Singapore is a thriving Asian financial and commercial centre in which dependable rule of law coexists with a relatively authoritarian political system.
China knows that Hong Kong’s value lies in its different system, especially its legal system. After dealing with threats to order and security involving national sovereignty, China has good reason to ensure that Hong Kong’s separate legal system remains intact.
It would be embarrassing for China if Hong Kong were to fail due to an exodus of foreign and local businesses. China will go to great lengths to prevent that from happening.

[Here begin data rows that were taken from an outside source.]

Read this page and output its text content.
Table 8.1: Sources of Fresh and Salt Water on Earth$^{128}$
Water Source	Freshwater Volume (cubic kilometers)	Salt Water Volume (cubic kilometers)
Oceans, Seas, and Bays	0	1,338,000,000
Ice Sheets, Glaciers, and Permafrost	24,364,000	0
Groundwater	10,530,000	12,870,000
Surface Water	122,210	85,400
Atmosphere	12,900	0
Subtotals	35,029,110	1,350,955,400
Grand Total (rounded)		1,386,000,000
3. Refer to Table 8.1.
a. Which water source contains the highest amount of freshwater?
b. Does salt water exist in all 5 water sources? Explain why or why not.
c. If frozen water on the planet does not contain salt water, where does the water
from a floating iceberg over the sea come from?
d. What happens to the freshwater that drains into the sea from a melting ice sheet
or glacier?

Three developments could threaten Hong Kong. First, US sanctions on companies doing business in Hong Kong could force Western companies to exit. Such sanctions would amount to killing the patient to save the patient, but for the present US administration, Hong Kong is a pawn in America’s conflict with China.
The US is precipitating a rupture in US-China relations; to what end is not clear. If the welfare of Hong Kong is sacrificed in the struggle between the two giants, that is unlikely to faze the Donald Trump government.
Second, ill-considered encroachments by Beijing on the commercial and civil law systems of Hong Kong, or attempts to impose the same cyber firewall on Hong Kong that prevails on the mainland, would induce at least a partial foreign corporate exodus.
Third, continued fomentation of unrest in Hong Kong by overseas-based protesters, resumption of local protests, or intransigent unwillingness of the Hong Kong opposition to find reasonable compromise solutions, would be intolerable to Beijing.
If none of these contingencies comes to pass, then with the passage of time, some Hong Kong people will have emigrated abroad; those remaining will adapt and get on with their lives.
Critics have a point. Change has now come to Hong Kong; it will never be the same again. Unquestionably, something of value has been lost – some degree of freedom of political expression.
But much is likely to remain the same, and much may improve due to restoration of order and increased government attention to issues of social equality, affordable housing and expanded economic opportunity for Hong Kong people.
Hong Kong people are practical and resilient. Hong Kong as a dynamic global city has a future under “one country, two systems”, even with the national security law.
James Stent, the author of China’s Banking Transformation, has pursued a career in financial services in many parts of Asia including Hong Kong and mainland China.